WATCH l What Boris Johnson's move into intensive care means:
Trump spoke of Johnson's condition soon afterward during a White House news conference.
"He's been really something very special — strong, resolute, doesn't quit, doesn't give up," he said, before adding he had asked two pharmaceutical firms developing potential COVID-19 therapies to get in touch with the British government to offer their services.
"We've contacted all of Boris' doctors and we'll see what is going to take place," he said. "But they are ready to go."
Tedros Adhanom Ghebreyesus, director-general of the World Health Organization (WHO), also sent words of encouragement via Twitter.
"I am thinking of my friend Boris Johnson tonight," Tedros wrote. "And sending my and WHO's heartfelt good wishes as he battles the coronavirus."
Linda Bauld, a professor of public health at the University of Edinburgh, said the prime minister's admission to intensive care was "of huge concern."
"[It] illustrates just how indiscriminate this virus is. Anyone anywhere, including the most privileged in our society, can be affected and can become seriously ill," Bauld said.

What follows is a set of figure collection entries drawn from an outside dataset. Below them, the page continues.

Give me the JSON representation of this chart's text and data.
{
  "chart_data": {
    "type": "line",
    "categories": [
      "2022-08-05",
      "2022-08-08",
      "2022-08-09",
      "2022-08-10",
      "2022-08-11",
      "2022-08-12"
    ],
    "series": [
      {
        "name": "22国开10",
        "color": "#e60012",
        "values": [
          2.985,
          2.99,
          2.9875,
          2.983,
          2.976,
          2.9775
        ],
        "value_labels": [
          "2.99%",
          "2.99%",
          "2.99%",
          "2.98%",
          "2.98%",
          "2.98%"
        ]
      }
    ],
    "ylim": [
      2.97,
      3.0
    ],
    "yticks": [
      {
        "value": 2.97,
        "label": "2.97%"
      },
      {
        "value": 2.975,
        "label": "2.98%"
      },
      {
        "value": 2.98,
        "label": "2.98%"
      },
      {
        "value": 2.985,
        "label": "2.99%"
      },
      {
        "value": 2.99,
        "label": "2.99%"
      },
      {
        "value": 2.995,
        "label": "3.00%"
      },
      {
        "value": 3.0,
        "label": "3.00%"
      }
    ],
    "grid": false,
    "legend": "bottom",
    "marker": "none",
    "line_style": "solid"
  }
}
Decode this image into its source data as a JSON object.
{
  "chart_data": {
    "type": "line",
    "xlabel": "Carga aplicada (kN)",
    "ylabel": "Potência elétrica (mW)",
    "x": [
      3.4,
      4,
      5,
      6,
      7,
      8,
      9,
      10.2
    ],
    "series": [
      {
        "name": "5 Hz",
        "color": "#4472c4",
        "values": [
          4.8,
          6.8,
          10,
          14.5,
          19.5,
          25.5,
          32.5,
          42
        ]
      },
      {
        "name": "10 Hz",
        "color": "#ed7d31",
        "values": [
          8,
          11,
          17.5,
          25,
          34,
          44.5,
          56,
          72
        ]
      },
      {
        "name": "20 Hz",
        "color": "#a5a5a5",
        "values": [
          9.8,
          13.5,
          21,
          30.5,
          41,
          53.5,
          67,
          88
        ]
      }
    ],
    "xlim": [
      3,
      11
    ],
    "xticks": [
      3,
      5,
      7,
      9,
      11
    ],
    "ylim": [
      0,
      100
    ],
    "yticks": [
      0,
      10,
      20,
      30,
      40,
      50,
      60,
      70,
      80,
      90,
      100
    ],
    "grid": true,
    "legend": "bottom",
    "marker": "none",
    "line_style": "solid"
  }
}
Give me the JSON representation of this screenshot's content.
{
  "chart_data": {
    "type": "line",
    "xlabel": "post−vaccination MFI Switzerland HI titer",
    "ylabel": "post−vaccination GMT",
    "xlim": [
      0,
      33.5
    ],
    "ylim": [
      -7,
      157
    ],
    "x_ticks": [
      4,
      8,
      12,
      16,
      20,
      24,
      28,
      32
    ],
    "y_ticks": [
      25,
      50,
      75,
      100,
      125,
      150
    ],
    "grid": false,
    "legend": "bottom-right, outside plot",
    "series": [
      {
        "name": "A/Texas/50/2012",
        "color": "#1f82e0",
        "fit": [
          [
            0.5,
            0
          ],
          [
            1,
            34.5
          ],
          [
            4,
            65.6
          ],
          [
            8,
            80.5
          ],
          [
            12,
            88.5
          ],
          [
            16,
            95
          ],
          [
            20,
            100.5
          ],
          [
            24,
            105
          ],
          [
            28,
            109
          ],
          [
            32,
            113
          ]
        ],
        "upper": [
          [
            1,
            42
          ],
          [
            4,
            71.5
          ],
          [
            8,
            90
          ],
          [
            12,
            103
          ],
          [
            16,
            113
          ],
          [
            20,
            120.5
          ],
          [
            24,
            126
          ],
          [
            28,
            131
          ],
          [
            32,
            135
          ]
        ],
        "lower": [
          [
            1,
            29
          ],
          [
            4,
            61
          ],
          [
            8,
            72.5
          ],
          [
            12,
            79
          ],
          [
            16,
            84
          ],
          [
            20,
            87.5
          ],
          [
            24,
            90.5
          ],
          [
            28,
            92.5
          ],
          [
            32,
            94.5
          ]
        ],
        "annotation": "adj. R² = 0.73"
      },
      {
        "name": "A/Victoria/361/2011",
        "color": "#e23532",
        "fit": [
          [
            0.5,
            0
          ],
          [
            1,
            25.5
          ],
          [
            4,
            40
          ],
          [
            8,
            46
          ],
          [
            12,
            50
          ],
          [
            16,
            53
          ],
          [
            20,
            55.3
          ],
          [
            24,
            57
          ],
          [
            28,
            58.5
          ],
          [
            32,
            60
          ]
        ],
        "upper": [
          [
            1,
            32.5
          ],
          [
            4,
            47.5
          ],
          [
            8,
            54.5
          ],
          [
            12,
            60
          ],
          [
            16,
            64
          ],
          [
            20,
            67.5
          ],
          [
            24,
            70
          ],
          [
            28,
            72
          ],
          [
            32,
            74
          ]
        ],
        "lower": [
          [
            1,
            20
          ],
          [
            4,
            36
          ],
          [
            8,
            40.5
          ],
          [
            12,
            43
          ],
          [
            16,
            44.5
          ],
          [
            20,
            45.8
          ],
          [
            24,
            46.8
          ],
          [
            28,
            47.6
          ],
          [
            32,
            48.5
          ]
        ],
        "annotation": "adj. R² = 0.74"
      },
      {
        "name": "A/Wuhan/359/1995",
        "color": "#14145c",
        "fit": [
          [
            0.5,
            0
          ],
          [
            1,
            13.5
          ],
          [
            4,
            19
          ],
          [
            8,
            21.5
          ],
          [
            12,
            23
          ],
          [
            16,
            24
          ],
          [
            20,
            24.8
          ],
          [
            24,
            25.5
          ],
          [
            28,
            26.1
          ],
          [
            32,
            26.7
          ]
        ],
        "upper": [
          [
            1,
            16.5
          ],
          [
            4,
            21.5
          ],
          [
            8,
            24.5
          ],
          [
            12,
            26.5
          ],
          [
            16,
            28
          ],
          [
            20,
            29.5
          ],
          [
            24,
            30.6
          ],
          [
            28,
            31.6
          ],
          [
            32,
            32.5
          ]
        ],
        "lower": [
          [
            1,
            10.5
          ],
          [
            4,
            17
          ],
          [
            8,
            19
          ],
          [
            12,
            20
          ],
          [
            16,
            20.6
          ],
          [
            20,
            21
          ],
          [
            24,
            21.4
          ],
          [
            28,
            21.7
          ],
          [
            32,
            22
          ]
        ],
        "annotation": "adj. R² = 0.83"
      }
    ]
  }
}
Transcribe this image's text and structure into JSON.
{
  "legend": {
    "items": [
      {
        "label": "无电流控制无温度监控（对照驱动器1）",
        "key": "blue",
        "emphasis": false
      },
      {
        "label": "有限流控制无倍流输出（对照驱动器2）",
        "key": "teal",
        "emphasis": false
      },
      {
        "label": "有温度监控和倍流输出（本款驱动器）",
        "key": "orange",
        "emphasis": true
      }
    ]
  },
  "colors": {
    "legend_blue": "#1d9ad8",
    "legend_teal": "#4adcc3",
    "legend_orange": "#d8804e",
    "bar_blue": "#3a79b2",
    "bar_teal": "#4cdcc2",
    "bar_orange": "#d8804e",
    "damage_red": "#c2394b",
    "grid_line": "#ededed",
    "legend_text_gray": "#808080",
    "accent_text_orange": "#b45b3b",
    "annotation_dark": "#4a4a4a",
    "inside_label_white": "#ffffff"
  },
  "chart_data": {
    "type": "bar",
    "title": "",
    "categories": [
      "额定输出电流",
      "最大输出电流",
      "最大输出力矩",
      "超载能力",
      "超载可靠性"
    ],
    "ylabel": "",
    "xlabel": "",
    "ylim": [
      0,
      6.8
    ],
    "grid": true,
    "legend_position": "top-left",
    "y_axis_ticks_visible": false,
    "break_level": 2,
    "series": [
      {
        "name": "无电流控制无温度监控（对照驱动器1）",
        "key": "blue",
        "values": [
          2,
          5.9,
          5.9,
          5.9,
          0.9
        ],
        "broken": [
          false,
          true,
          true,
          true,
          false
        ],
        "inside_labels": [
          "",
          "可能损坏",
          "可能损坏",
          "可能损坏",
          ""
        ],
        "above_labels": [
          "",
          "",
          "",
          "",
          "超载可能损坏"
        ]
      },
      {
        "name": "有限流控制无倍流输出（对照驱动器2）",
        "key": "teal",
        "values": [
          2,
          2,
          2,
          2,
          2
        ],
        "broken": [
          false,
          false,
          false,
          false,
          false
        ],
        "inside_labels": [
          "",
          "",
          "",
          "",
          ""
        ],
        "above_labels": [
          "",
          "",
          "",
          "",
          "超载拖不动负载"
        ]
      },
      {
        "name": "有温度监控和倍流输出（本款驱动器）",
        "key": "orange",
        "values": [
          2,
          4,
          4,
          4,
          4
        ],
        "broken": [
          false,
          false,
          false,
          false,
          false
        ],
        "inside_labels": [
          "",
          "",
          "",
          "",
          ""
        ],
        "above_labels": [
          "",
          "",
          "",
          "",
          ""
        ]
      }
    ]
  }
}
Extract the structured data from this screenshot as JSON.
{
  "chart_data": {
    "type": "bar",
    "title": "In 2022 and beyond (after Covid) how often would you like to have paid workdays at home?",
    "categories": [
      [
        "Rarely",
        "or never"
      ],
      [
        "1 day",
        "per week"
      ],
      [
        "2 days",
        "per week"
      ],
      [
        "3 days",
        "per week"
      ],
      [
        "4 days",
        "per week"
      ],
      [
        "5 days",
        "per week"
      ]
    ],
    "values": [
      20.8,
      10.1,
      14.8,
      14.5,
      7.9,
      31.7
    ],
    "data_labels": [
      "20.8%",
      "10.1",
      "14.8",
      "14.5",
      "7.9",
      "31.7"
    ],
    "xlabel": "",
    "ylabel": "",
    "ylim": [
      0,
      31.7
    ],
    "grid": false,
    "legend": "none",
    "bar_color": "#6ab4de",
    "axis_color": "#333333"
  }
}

"It is imperative now, more than ever, that the rest of us comply with government guidelines to stay at home and not put others at risk."
Earlier on Monday, a spokesperson said Johnson, 55, had a "comfortable" first night in hospital and was in "good spirits" while continuing to work. The prime minister had also thanked "the brilliant [National Health Service] staff taking care of me and others in this difficult time."
Johnson's pregnant 32-year-old fiancée, Carrie Symonds, also had symptoms but said Saturday she was feeling better.
Prior to his transfer to the ICU, experts said a person of Johnson's age with COVID-19 symptoms after 10 days was likely to be assessed for their oxygen levels, lung, liver and kidney functions, and undergo an electrocardiogram heart check.
"Clearly the prime minister is finding it difficult to shake this thing off," said Jonathan Ball, a professor of molecular virology at Nottingham University.
"What it does show is how difficult it is to predict how this infection will develop, and whilst most people will experience nothing more than an annoying cold, for others this can develop into a serious and sometimes life-threatening disease."
Medics said that patients with COVID-19 can deteriorate after about 10 days, with some developing pneumonia. National Health Service guidelines advise those who are self-isolating not go to hospital unless they develop new symptoms or become sufficiently unwell.
In terms of Britain's fight in dealing with the COVID-19 outbreak, the prime minister's office said Britain now has 10,000 ventilators in its health care system, confirming the number had increased after deliveries from suppliers.
As of 4 p.m. Sunday, the country had 51,608 confirmed coronavirus cases and a death toll of 5,373.